The current processes are based on dissolution in strong acid solutions (sulfuric acid concentrations from 2
to 4 mol/L), and temperatures from 30 to 90°C. In the present work, electrodes from spent Ni-HM batteries
were leached using 1 mol/L H2SO4, in the presence of ozone as the oxidant, where recoveries of 96% for
La, Ce and Nd were obtained at room temperature. The separation of Ni and Co from the leach solutions
was performed using an electrochemical reactor, after which rare earth elements were precipitated,
obtaining a mixture of its hydroxides with impurities below 1%, according to EDS analysis.
KEYWORDS
Rare earth elements, leaching, recovery
2. INTRODUCTION
Currently, there is a high demand for energy in portable equipment due to the growing
development of different electronic devices (cellular telephones, digital cameras, PC’s, diverse measuring
equipment, automobiles, etc.). This energy is provided by batteries, which at the end of their useful life,
generate large volumes of waste material. These may contain substances that, even when present in small
quantities, have a harmful effect on the environment; such is the case of chromium, cadmium and lead.
Additionally, considering that practically all of the materials contained in batteries orig inate from non-renewable
sources, the great relevance of the safe handling of this type of waste is evident. In some cases,
recycling these residues may even be profitable.

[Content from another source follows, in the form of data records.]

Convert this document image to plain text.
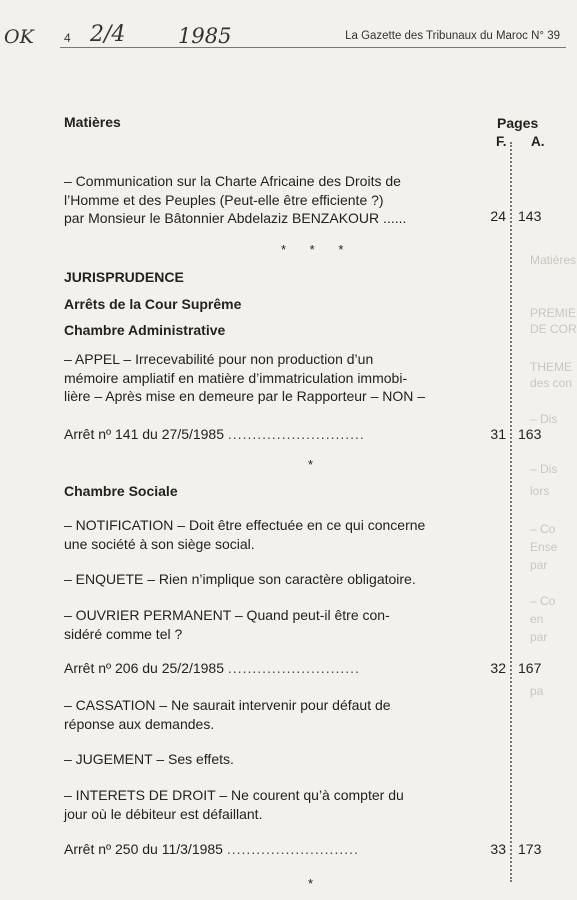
OK	2/4	1985
4	La Gazette des Tribunaux du Maroc N° 39
Matières	Pages
F. A.

– Communication sur la Charte Africaine des Droits de

l’Homme et des Peuples (Peut-elle être efficiente ?)

par Monsieur le Bâtonnier Abdelaziz BENZAKOUR ......	24 143
* * *
JURISPRUDENCE
Arrêts de la Cour Suprême
Chambre Administrative

– APPEL – Irrecevabilité pour non production d’un

mémoire ampliatif en matière d’immatriculation immobi-

lière – Après mise en demeure par le Rapporteur – NON –

Arrêt nº 141 du 27/5/1985 ............................	31 163
*
Chambre Sociale

– NOTIFICATION – Doit être effectuée en ce qui concerne

une société à son siège social.

– ENQUETE – Rien n’implique son caractère obligatoire.

– OUVRIER PERMANENT – Quand peut-il être con-

sidéré comme tel ?

Arrêt nº 206 du 25/2/1985 ...........................	32 167

– CASSATION – Ne saurait intervenir pour défaut de

réponse aux demandes.

– JUGEMENT – Ses effets.

– INTERETS DE DROIT – Ne courent qu’à compter du

jour où le débiteur est défaillant.

Arrêt nº 250 du 11/3/1985 ...........................	33 173
*
Matières
PREMIE
DE COR
THEME
des con
– Dis
– Dis
lors
– Co
Ense
par
– Co
en
par
pa
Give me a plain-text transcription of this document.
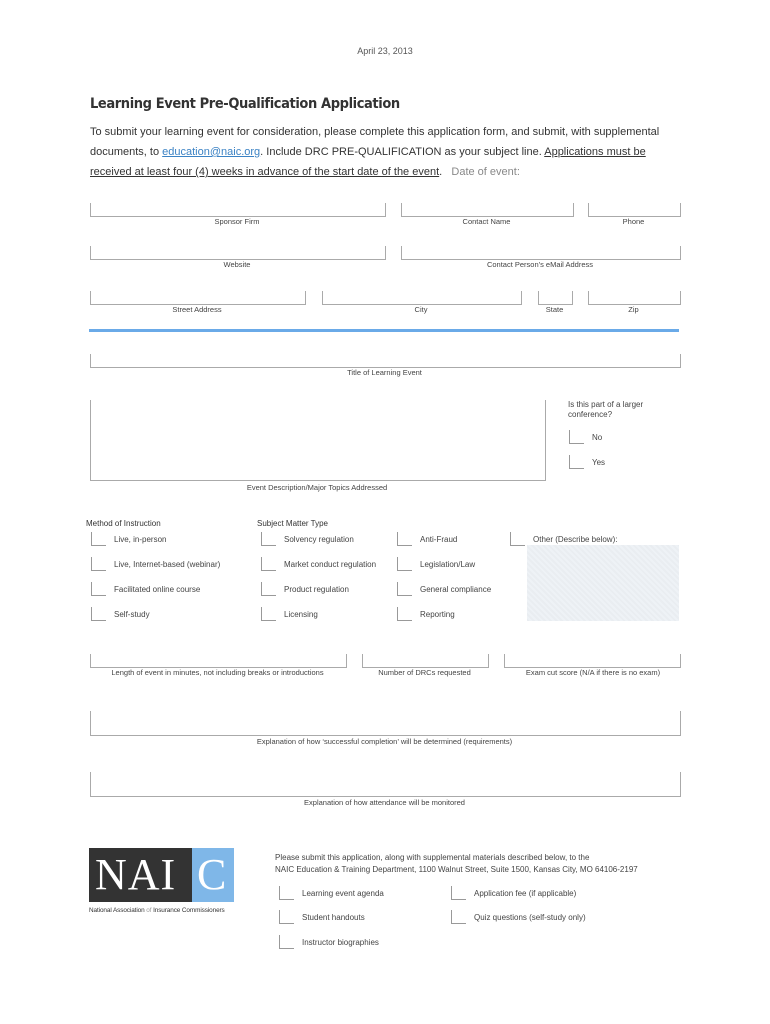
April 23, 2013
Learning Event Pre-Qualification Application
To submit your learning event for consideration, please complete this application form, and submit, with supplemental documents, to education@naic.org. Include DRC PRE-QUALIFICATION as your subject line. Applications must be received at least four (4) weeks in advance of the start date of the event. Date of event:
Sponsor Firm	Contact Name	Phone
Website	Contact Person's eMail Address
Street Address	City	State	Zip
Title of Learning Event
Event Description/Major Topics Addressed
Is this part of a larger conference?
No
Yes
Method of Instruction
Live, in-person
Live, Internet-based (webinar)
Facilitated online course
Self-study
Subject Matter Type
Solvency regulation
Market conduct regulation
Product regulation
Licensing
Anti-Fraud
Legislation/Law
General compliance
Reporting
Other (Describe below):
Length of event in minutes, not including breaks or introductions	Number of DRCs requested	Exam cut score (N/A if there is no exam)
Explanation of how ‘successful completion’ will be determined (requirements)
Explanation of how attendance will be monitored
NAI C
National Association of Insurance Commissioners
Please submit this application, along with supplemental materials described below, to the
NAIC Education & Training Department, 1100 Walnut Street, Suite 1500, Kansas City, MO 64106-2197
Learning event agenda
Student handouts
Instructor biographies
Application fee (if applicable)
Quiz questions (self-study only)
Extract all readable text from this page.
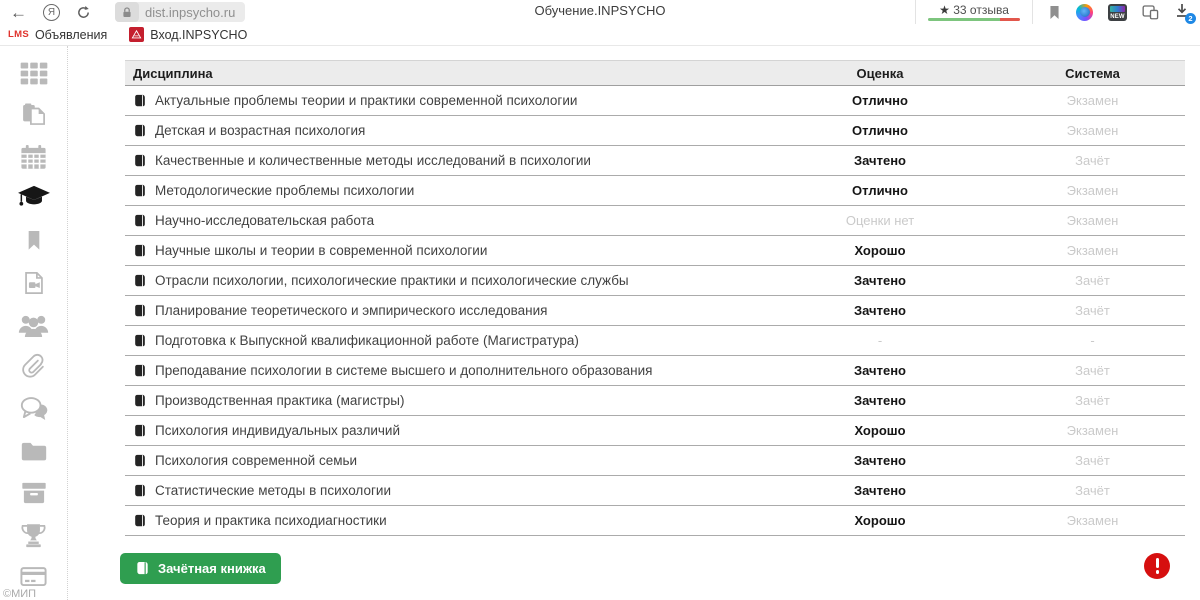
←	Я	dist.inpsycho.ru	Обучение.INPSYCHO	★ 33 отзыва	NEW	2
LMS Объявления	Вход.INPSYCHO
©МИП
Дисциплина	Оценка	Система
Актуальные проблемы теории и практики современной психологии	Отлично	Экзамен
Детская и возрастная психология	Отлично	Экзамен
Качественные и количественные методы исследований в психологии	Зачтено	Зачёт
Методологические проблемы психологии	Отлично	Экзамен
Научно-исследовательская работа	Оценки нет	Экзамен
Научные школы и теории в современной психологии	Хорошо	Экзамен
Отрасли психологии, психологические практики и психологические службы	Зачтено	Зачёт
Планирование теоретического и эмпирического исследования	Зачтено	Зачёт
Подготовка к Выпускной квалификационной работе (Магистратура)	-	-
Преподавание психологии в системе высшего и дополнительного образования	Зачтено	Зачёт
Производственная практика (магистры)	Зачтено	Зачёт
Психология индивидуальных различий	Хорошо	Экзамен
Психология современной семьи	Зачтено	Зачёт
Статистические методы в психологии	Зачтено	Зачёт
Теория и практика психодиагностики	Хорошо	Экзамен
Зачётная книжка
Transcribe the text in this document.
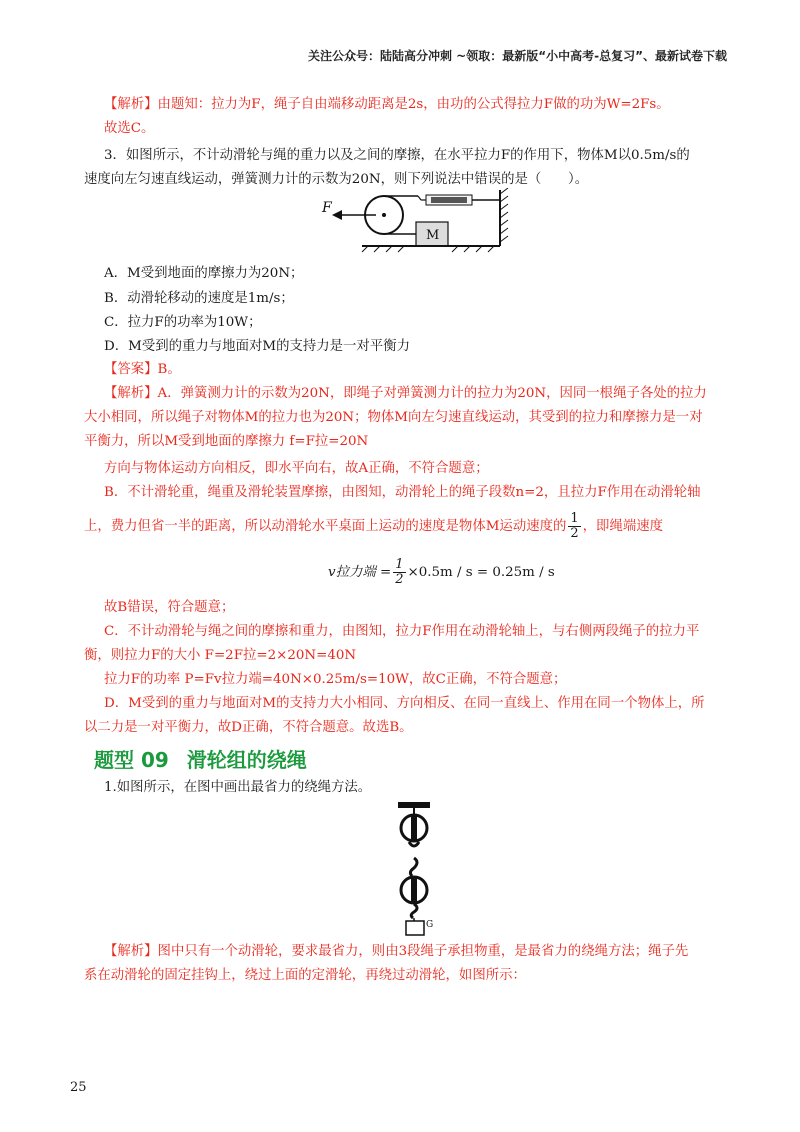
关注公众号：陆陆高分冲刺 ~领取：最新版“小中高考-总复习”、最新试卷下载
【解析】由题知：拉力为F，绳子自由端移动距离是2s，由功的公式得拉力F做的功为W=2Fs。
故选C。
3．如图所示，不计动滑轮与绳的重力以及之间的摩擦，在水平拉力F的作用下，物体M以0.5m/s的
速度向左匀速直线运动，弹簧测力计的示数为20N，则下列说法中错误的是（　　）。
F
M
A．M受到地面的摩擦力为20N；
B．动滑轮移动的速度是1m/s；
C．拉力F的功率为10W；
D．M受到的重力与地面对M的支持力是一对平衡力
【答案】B。
【解析】A．弹簧测力计的示数为20N，即绳子对弹簧测力计的拉力为20N，因同一根绳子各处的拉力
大小相同，所以绳子对物体M的拉力也为20N；物体M向左匀速直线运动，其受到的拉力和摩擦力是一对
平衡力，所以M受到地面的摩擦力 f=F拉=20N
方向与物体运动方向相反，即水平向右，故A正确，不符合题意；
B．不计滑轮重，绳重及滑轮装置摩擦，由图知，动滑轮上的绳子段数n=2，且拉力F作用在动滑轮轴
上，费力但省一半的距离，所以动滑轮水平桌面上运动的速度是物体M运动速度的 $\frac{1}{2}$ ，即绳端速度
v拉力端 = $\frac{1}{2} \times 0.5m / s = 0.25m / s$
故B错误，符合题意；
C．不计动滑轮与绳之间的摩擦和重力，由图知，拉力F作用在动滑轮轴上，与右侧两段绳子的拉力平
衡，则拉力F的大小 F=2F拉=2×20N=40N
拉力F的功率 P=Fv拉力端=40N×0.25m/s=10W，故C正确，不符合题意；
D．M受到的重力与地面对M的支持力大小相同、方向相反、在同一直线上、作用在同一个物体上，所
以二力是一对平衡力，故D正确，不符合题意。故选B。
题型 09 滑轮组的绕绳
1.如图所示，在图中画出最省力的绕绳方法。
G
【解析】图中只有一个动滑轮，要求最省力，则由3段绳子承担物重，是最省力的绕绳方法；绳子先
系在动滑轮的固定挂钩上，绕过上面的定滑轮，再绕过动滑轮，如图所示：
25
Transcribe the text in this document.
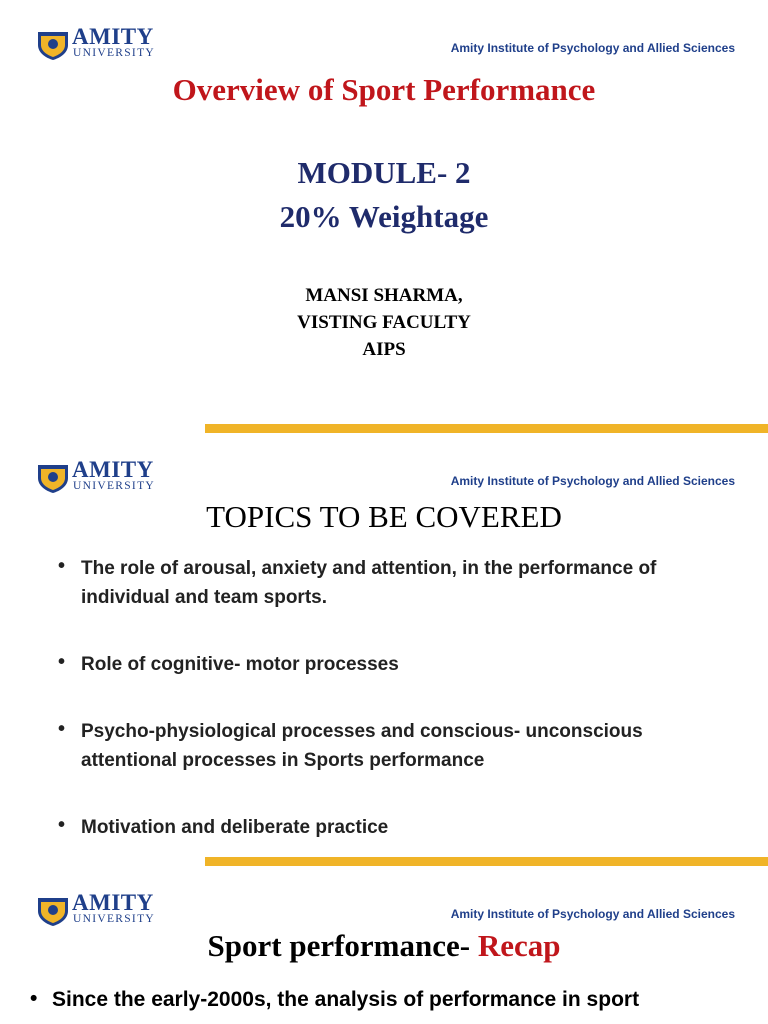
AMITY
UNIVERSITY	Amity Institute of Psychology and Allied Sciences
Overview of Sport Performance
MODULE- 2
20% Weightage
MANSI SHARMA,
VISTING FACULTY
AIPS
AMITY
UNIVERSITY	Amity Institute of Psychology and Allied Sciences
TOPICS TO BE COVERED
• The role of arousal, anxiety and attention, in the performance of individual and team sports.
• Role of cognitive- motor processes
• Psycho-physiological processes and conscious- unconscious attentional processes in Sports performance
• Motivation and deliberate practice
AMITY
UNIVERSITY	Amity Institute of Psychology and Allied Sciences
Sport performance- Recap
• Since the early-2000s, the analysis of performance in sport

Batteries are classified as primary (disposable) and secondary (rechargeable). In the case of
secondary batteries, the most important types are based on lithium ion and nickel, which have evolved
since their introduction almost forty years ago in Ni-Fe, Ni-Cd, Ni-HM, Li-ion, ion-polymer. Currently,
these are produced with a large variety of elements; the most important are lithium and nickel compounds,
in addition to cadmium, cobalt, manganese, zinc, iron and some of the rare earth elements, such as cerium,
neodymium, praseodymium and lanthanum.
The rare earth elements (REE) pose a particular problem in that their primary sources are
practically concentrated in one country (Pietrelli et al., 2004), which exports more than 95% of the REE
consumed worldwide. It is also worth noting that they are used in the fabrication of circuits, processors and
memories of a large number of electronic devices. This situation obliges a new approach to materials
recycling of waste batteries, emphasizing the recovery of the elevated REE content, especially in those of
nickel- metal hydride.
Currently, secondary batteries in general are treated by hydrometallurgical techniques to dissolve
the metallic elements that they contain. Zhang et al. (1998) performed studies with hydrochloric acid,
varying the temperature, HCl concentration, solid/liquid ratio and time. With this method, the authors
obtained recoveries of 96% Ni, 100% Co and 99% REE at 95°C with 3 M HCl and a 1:10 solid liquid ratio
in 3 hours. As a less expensive alternative to HCl, Rabah et al. (2007) and Borges et al. (2009) employed
sulfuric acid with hydrogen peroxide as the oxidant; the temperature ranged from 50 to 95°C in > 2 M
H2SO4 using different percentages of peroxide. Recoveries near 90% were achieved for Ni, Co and REE;
however, other authors found that the formation of rare earth sulfates diminished their solubility, even at
95°C (Li et al, 2009). Alternatively, alkaline systems have been tested, taking advantage of the complexing
ability of ammonia (Santos et al., 2012). However, recoveries were lower than those attained in acid
systems.
Some authors have reported the use of complexing agents, such as citrate, in the presence of
sulfuric acid (Innocenzi & Veglio, 2012). Even though this technique improves the Ni and Co solubilities,
favoring REE leaching, it also shifts the reduction potentials for both metals toward more negative values,
incrementing recovery costs.
REE recovery from these liquors should be achieved through precipitation, forming sulfate or
hydroxide salts (Wu et al, 2009) because the reduction potentials are near to -2 V vs SHE (Milazzo, 1978 ),
making their reduction to the metallic state practically impossible in aqueous media. It is worth noting that
these precipitations are not selective because the liquors contain elevated concentrations of Ni and Co
(Santos et al, 2012; Rabah et al, 2007). To avoid co-precipitation, solvent extraction has been employed
with D2EPHA (Yocoyama et al, 1998; Oliveira & Borges, 2009; Tzanetakis & Scott, 2004) and Cyanex
272 (Yocoyama et al, 1998; Oliveira & Borges, 2009; Innocenzi & Veglio, 2012); the latter extractant
separates cobalt from nickel. However, D2EPHA also extracts REE, diminishing the effective separation.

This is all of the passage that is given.